Sorgu safhasında olan dört eski sayın bakanın partilerine yardımcı olmaları gerektiği kanaatindeyiz. Erdoğan Bayraktar, Zafer Çağlayan, Egemen Bağış ve Muammer Güler, yolsuzlukları araştırma komisyonuna bir dilekçeyle müracaat ederek veya bizzat giderek kendilerinin yüce divana sevk edilmelerini istemeleri hem partilerini rahatlatacak ve hem de mevcut şüpheleri azaltacaktır.
Hâdise öyle bir noktaya geldi ki bu isimler, bu iddiada yüce divan; divan-ı âli sıfatıyla vazife yapacak olan Anayasa Mahkemesi'ne sevk edilirse paralel yapı, buradan kendine haklılık payı çıkartma arayışına girecektir. İktidar, bunun denmesini arzulamaz... ama; diğer yandan sevk yapılmazsa bu defa da kamuoyu, "suçlular korundu!" hükmüne varacaktır. Bu hükmün ağırlığı, diğer ihtimalle kıyas kabul etmez.
Haklarında yolsuzluk ithamı bulunan mezkûr isimler, hukukun temel ve vazgeçilmez hükmü "beraat-i zimmet asıldır" yani 'aksi sabit oluncaya kadar herkes suçsuzdur' kaidesi gereği bugün için masumdurlar. Kendileri de böyle dediklerine göre mahkemeye güvenerek divanın huzuruna çıkıp adalet talep etmeleri kaçınılmaz bir mecburiyet hâlini almıştır.

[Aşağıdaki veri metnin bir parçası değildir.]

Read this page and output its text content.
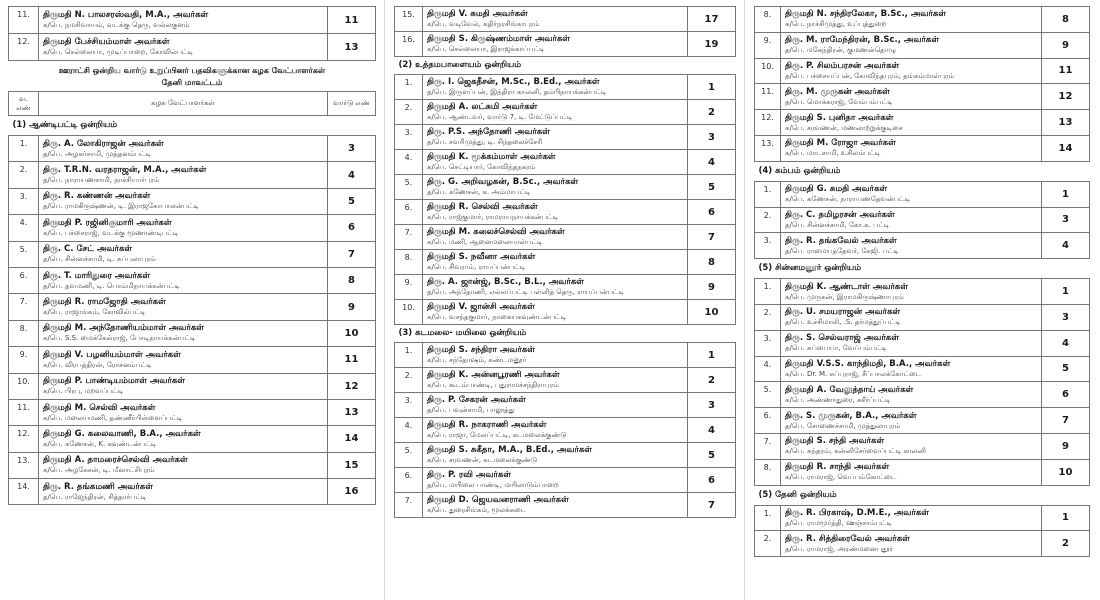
11.	திருமதி N. பாலசரஸ்வதி, M.A., அவர்கள்
க/பெ. நமசிவாயம், வடக்கு தெரு, வல்லகுளம்	11
12.	திருமதி பேச்சியம்மாள் அவர்கள்
க/பெ. செல்லையா, முடிப்பாறை, கோவில்பட்டி	13
ஊராட்சி ஒன்றிய வார்டு உறுப்பினர் பதவிகளுக்கான கழக வேட்பாளர்கள்
தேனி மாவட்டம்
வ. எண்	கழக வேட்பாளர்கள்	வார்டு எண்
(1) ஆண்டிபட்டி ஒன்றியம்		
1.	திரு. A. லோகிராஜன் அவர்கள்
த/பெ. அழகர்சாமி, முத்தனம்பட்டி	3
2.	திரு. T.R.N. வரதராஜன், M.A., அவர்கள்
த/பெ. நாராயணசாமி, நாச்சியார்புரம்	4
3.	திரு. R. கண்ணன் அவர்கள்
த/பெ. ராமகிருஷ்ணன், டி. இராஜகோபாலன்பட்டி	5
4.	திருமதி P. ரஜினிகுமாரி அவர்கள்
க/பெ. பச்சைராஜ், வடக்கு மூணாண்டிபட்டி	6
5.	திரு. C. சேட் அவர்கள்
த/பெ. சின்னச்சாமி, டி. சுப்புலாபுரம்	7
6.	திரு. T. மாரிதுரை அவர்கள்
த/பெ. தவமணி, டி. பொம்மிநாயக்கன்பட்டி	8
7.	திருமதி R. ராமஜோதி அவர்கள்
க/பெ. ராஜாங்கம், கோவில்பட்டி	9
8.	திருமதி M. அந்தோணியம்மாள் அவர்கள்
க/பெ. S.S. மைக்கேல்ராஜ், போடிநாயக்கன்பட்டி	10
9.	திருமதி V. பழனியம்மாள் அவர்கள்
க/பெ. விரபத்திரன், ரோசனம்பட்டி	11
10.	திருமதி P. பாண்டியம்மாள் அவர்கள்
க/பெ. பிரபு, மறவப்பட்டி	12
11.	திருமதி M. செல்வி அவர்கள்
க/பெ. மலையமணி, தண்ணீர்பிள்ளைப்பட்டி	13
12.	திருமதி G. கலைவாணி, B.A., அவர்கள்
க/பெ. கணேசன், K. கவுண்டன்பட்டி	14
13.	திருமதி A. தாமரைச்செல்வி அவர்கள்
க/பெ. அழகேசன், டி. மீனாட்சிபுரம்	15
14.	திரு. R. தங்கமணி அவர்கள்
த/பெ. ராஜேந்திரன், சித்தார்பட்டி	16
15.	திருமதி V. சுமதி அவர்கள்
க/பெ. வடிவேல், கதிர்நரசிங்காபுரம்	17
16.	திருமதி S. கிருஷ்ணம்மாள் அவர்கள்
க/பெ. செல்லையா, இராஜக்காப்பட்டி	19
(2) உத்தமபாளையம் ஒன்றியம்		
1.	திரு. I. ஜெகதீசன், M.Sc., B.Ed., அவர்கள்
த/பெ. இருளப்பன், இந்திரா காலனி, தம்பிநாயக்கன்பட்டி	1
2.	திருமதி A. லட்சுமி அவர்கள்
க/பெ. ஆண்டவர், வார்டு 7, டி. மேட்டுப்பட்டி	2
3.	திரு. P.S. அந்தோணி அவர்கள்
த/பெ. சவரிமுத்து, டி. சிந்தலைச்சேரி	3
4.	திருமதி K. மூக்கம்மாள் அவர்கள்
க/பெ. செட்டியார், கோவிந்தநகரம்	4
5.	திரு. G. அறிவழகன், B.Sc., அவர்கள்
த/பெ. கணேசன், க. அம்மாபட்டி	5
6.	திருமதி R. செல்வி அவர்கள்
க/பெ. ராஜ்குமார், ராமராயநாயக்கன்பட்டி	6
7.	திருமதி M. கலைச்செல்வி அவர்கள்
க/பெ. மணி, ஆனைமலையான்பட்டி	7
8.	திருமதி S. நவீனா அவர்கள்
க/பெ. சிவராம், ராயப்பன்பட்டி	8
9.	திரு. A. ஜான்ஜ், B.Sc., B.L., அவர்கள்
த/பெ. அந்தோணி, எல்லப்பட்டி பள்ளித் தெரு, ராயப்பன்பட்டி	9
10.	திருமதி V. ஜான்சி அவர்கள்
க/பெ. வசந்தகுமார், நாகையகவுண்டன்பட்டி	10
(3) கடமலை- மயிலை ஒன்றியம்		
1.	திருமதி S. சந்திரா அவர்கள்
க/பெ. சந்தோஷம், கண்டமனூர்	1
2.	திருமதி K. அன்னபூரணி அவர்கள்
க/பெ. கூடம்பாண்டி, புதுராமச்சந்திராபுரம்	2
3.	திரு. P. சேகரன் அவர்கள்
த/பெ. பவுன்சாமி, பாலூத்து	3
4.	திருமதி R. நாகராணி அவர்கள்
க/பெ. ராஜா, மேலப்பட்டி, கடமலைக்குண்டு	4
5.	திருமதி S. சுகீதா, M.A., B.Ed., அவர்கள்
க/பெ. சரவணன், கடமலைக்குண்டு	5
6.	திரு. P. ரவி அவர்கள்
த/பெ. மயிலை பாண்டி, மயிலாடும்பாறை	6
7.	திருமதி D. ஜெயவனராணி அவர்கள்
க/பெ. துரைசிங்கம், மூலக்கடை	7
8.	திருமதி N. சந்திரலேகா, B.Sc., அவர்கள்
க/பெ. நாச்சிமுத்து, உப்புத்துறை	8
9.	திரு. M. ராமேந்திரன், B.Sc., அவர்கள்
த/பெ. மகேந்திரன், குமணன்தொழு	9
10.	திரு. P. சிலம்பரசன் அவர்கள்
த/பெ. பச்சையப்பன், கோவிந்தபுரம், தங்கம்மாள்புரம்	11
11.	திரு. M. முருகன் அவர்கள்
த/பெ. மொக்கராஜ், வேம்பம்பட்டி	12
12.	திருமதி S. புனிதா அவர்கள்
க/பெ. சரவணன், மணலாற்றுக்குடிசை	13
13.	திருமதி M. ரோஜா அவர்கள்
க/பெ. மாடசாமி, உசிலம்பட்டி	14
(4) கம்பம் ஒன்றியம்		
1.	திருமதி G. சுமதி அவர்கள்
க/பெ. கணேசன், நாராயணதேவன்பட்டி	1
2.	திரு. C. தமிழரசன் அவர்கள்
த/பெ. சின்னச்சாமி, கோ.க. பட்டி	3
3.	திரு. R. தங்கவேல் அவர்கள்
த/பெ. ராமையத்தேவர், கேஜி. பட்டி	4
(5) சின்னமனூர் ஒன்றியம்		
1.	திருமதி K. ஆண்டாள் அவர்கள்
க/பெ. முருகன், இராமகிருஷ்ணாபுரம்	1
2.	திரு. U. சமயராஜன் அவர்கள்
த/பெ. உச்சிமாலி, .S. தர்மத்துப்பட்டி	3
3.	திரு. S. செல்வராஜ் அவர்கள்
த/பெ. சுப்பையா, வேப்பம்பட்டி	4
4.	திருமதி V.S.S. காந்திமதி, B.A., அவர்கள்
க/பெ. Dr. M. சுப்புராஜ், சீப்பாலக்கோட்டை	5
5.	திருமதி A. வேலுத்தாய் அவர்கள்
க/பெ. அண்ணாதுரை, சுசீர்ப்பட்டி	6
6.	திரு. S. முருகன், B.A., அவர்கள்
த/பெ. சோணைச்சாமி, முத்துலாபுரம்	7
7.	திருமதி S. சந்தி அவர்கள்
க/பெ. சுந்தரம், கன்னிசேர்வைப்பட்டி காலனி	9
8.	திருமதி R. சாந்தி அவர்கள்
க/பெ. ராமராஜ், வெப்பம்கோட்டை	10
(5) தேனி ஒன்றியம்		
1.	திரு. R. பிரகாஷ், D.M.E., அவர்கள்
த/பெ. ராமமூர்த்தி, ஊஞ்சாம்பட்டி	1
2.	திரு. R. சித்திரைவேல் அவர்கள்
த/பெ. ராமராஜ், அரண்மனைபுதூர்	2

Aksi olur; iktidar mensubu komisyon üyeleri, onları korumak adına mahkemeye sevki engellerlerse bundan himaye edilen şahıslar yara alır. Her ne kadar yine hukukta suçun şahsiliği de bir prensip olsa bile aileleri, rahatsız olacakları söz ve yakıştırmalara muhatap olurlar. Orada da kalmayacaktır. Muhalefet de "iktidar suçluları korudu!" diye seçimlerde meydan meydan konuşacaktır.
Buna fırsat vermemek aklı selim gereğidir.
Bu eski bakanlar kendilerinin, ailelerinin ve partilerinin itibarı ve memleketin huzuru için gönüllü olarak mahkemeye gitmeliler. Hatta komisyon 5 Ocak 2015'te bu yolu kapsa bile onlar, derhal TBMM Başkanlığına müracaatla dokunulmazlıklarının kaldırılmasını isteyebilmeliler. Siyasiler, bakanlar, devlet adamları, ilk defa divan-ı âli'ye gitmiyor. Daha dün denecek kadar yakın bir zamanda eski başbakanlardan Mesut Yılmaz, üstelik çok ağır töhmetler altındayken orada yargılandı ve beraat etti. Bir mahkemeye düşmek veya verilmek yahut gitmek peşinen suçluluk değildir. Öyle olsaydı insanlar, mahkemeye değil, hapishaneye sevk edilirlerdi.
Bu dört devlet umuru görmüş siyasetçinin bu basireti göstermelerini beklemek hakkımızdır. Aksi durum, lafı bitmez çok ithama yol açacaktır.
Netice itibariyle AK Parti'nin bu mensuplarına dönerek "gidin adalet huzurunda müdafaanızı yapın, alnınızın akıyla gelin!" demesi isabetli olacaktır.
Mahkeme, kimseyi peşinen mahkûm etmez. Muhakemeler bittiğinde sanıklar, beraat ederlerse bu sonuç, memnuniyet verici olur. Mahkûm olurlarsa o zaman da şeriatin kestiği parmak acımaz.